The reason I must learn how to do this virtual host-only network via
/e/n/i is for skills transfer - so that when I must manage a remote
host or VM in the future, I can readily do what I need to do via an
SSH cmd line (i.e. text only) interface.
Here are the examples/ snippets I've gleaned in the last few months:
## temporary ssh vpn:
iface tun0 inet static
pre-up sleep 3
address 10.3.3.1
netmask 255.255.255.255
pointopoint 10.3.3.3
#up arp -sD 10.3.3.3 eth0 pub # perhaps just do NAT, eg, on
server:
up iptables -t nat -A POSTROUTING -o eth0 -j MASQUERADE
up echo "1" /proc/sys/net/ipv4/ip_forward
down iptables -t nat -D POSTROUTING -o eth0 -j MASQUERADE
down echo "0" /proc/sys/net/ipv4/ip_forward
# alternative routing:
#up ip route add
10.3.3.0/24 dev tun0 # this happens
automatically
up ip route add
10.1.1.0/24 dev tun0
up ip route add
10.1.2.0/24 dev tun0
down ip route del
10.1.1.0/24
down ip route del
10.1.2.0/24
# Simple case; man bridge-utils-interfaces(5)
# Bridge interface to make VMs bridge to specific networks
auto br0
iface br0 inet dhcp
bridge-ports eth0
bridge-ports ve0
bridge-ports all # WARNING, bridges all ethernet interfaces!
# Not so simple; virtual switch with host as gateway
# See
http://debian-handbook.info/browse/stable/sect.virtualization.html
# Virtual interface
auto tap0
iface tap0 inet manual
vde2-switch -t tap0
# Bridge for containers
auto br0
iface br0 inet static
bridge-ports tap0
address 10.0.0.1
netmask 255.255.255.0
# See
http://wiki.debian.org/QEMU#Host_and_guests_on_same_network
auto br0
iface br0 inet dhcp
pre-up ip tuntap add dev tap0 mode tap user <username>
pre-up ip link set tap0 up
bridge_ports all tap0
bridge_stp off
bridge_maxwait 0
bridge_fd 0
post-down ip link set tap0 down
post-down ip tuntap del dev tap0 mode tap
# qemu/kvm host only or private/ internal network:
# - it's a form of "bridge" network - apt-get install bridge-utils
# - ho0 is the (random) name chosen for this bridge device,
# e.g. "hostonly0" might be a better memory jog
# - 10.13.13.1 is the (random) host address for this network
auto ho0
iface ho0 inet static
address 10.13.13.1
netmask 255.255.255.0
pre-up brctl addbr ho0
post-down brctl delbr ho0
See also attached snippets file, with links and my initial notes
regarding differences of different virt networking systems.

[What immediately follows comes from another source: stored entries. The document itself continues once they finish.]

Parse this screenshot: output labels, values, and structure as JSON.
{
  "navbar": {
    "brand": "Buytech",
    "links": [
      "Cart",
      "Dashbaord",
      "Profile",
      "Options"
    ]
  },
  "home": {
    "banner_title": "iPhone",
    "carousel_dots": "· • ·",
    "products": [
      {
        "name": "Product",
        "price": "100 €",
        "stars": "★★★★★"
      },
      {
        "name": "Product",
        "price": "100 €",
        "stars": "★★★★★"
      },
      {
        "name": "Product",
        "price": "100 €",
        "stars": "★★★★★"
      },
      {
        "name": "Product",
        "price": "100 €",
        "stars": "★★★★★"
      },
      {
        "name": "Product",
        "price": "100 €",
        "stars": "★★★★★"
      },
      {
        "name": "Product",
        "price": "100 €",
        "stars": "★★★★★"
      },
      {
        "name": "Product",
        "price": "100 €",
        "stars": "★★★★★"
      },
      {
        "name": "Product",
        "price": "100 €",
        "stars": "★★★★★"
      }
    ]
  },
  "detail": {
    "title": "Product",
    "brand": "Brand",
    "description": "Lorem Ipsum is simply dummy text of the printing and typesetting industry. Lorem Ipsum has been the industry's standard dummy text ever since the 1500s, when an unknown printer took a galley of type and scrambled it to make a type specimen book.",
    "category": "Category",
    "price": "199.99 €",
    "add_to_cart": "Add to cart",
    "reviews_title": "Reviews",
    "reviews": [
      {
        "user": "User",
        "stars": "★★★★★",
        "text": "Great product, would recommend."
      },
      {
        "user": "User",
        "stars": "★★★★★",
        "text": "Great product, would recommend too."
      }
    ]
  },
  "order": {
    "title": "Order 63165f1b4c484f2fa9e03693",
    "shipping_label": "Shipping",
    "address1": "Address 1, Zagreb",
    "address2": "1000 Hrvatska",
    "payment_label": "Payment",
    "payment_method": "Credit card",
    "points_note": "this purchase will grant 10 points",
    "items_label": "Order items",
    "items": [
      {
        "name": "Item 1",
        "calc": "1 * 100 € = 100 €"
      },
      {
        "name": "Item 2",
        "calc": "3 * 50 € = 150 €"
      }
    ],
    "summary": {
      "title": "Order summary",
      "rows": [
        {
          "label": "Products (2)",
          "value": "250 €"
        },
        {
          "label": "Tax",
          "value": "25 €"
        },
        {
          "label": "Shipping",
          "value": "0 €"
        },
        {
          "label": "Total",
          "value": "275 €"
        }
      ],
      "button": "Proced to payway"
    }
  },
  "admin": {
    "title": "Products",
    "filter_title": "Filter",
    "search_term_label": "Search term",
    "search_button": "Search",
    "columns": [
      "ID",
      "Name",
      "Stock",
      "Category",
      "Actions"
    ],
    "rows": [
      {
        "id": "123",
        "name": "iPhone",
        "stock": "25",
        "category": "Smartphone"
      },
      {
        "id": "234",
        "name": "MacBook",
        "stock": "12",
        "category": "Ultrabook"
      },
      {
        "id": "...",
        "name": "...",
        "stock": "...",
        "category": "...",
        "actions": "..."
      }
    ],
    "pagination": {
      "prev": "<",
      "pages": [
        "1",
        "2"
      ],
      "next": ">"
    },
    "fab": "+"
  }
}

AIUI I don't need any exotic networking to try to extract the last
few cycles of CPU performance, just functional, flexible, cmd-line/
text config style virtual networking to link a few virtual machines,
with an eye to remote admin of a host and/ or a few VMs.
Given so many options, and so many variations, I feel completely lost
at this point in time :(
Any suggestions as to which pathway/ program etc would be a
reasonably balanced pathway to follow, would be greatly appreciated.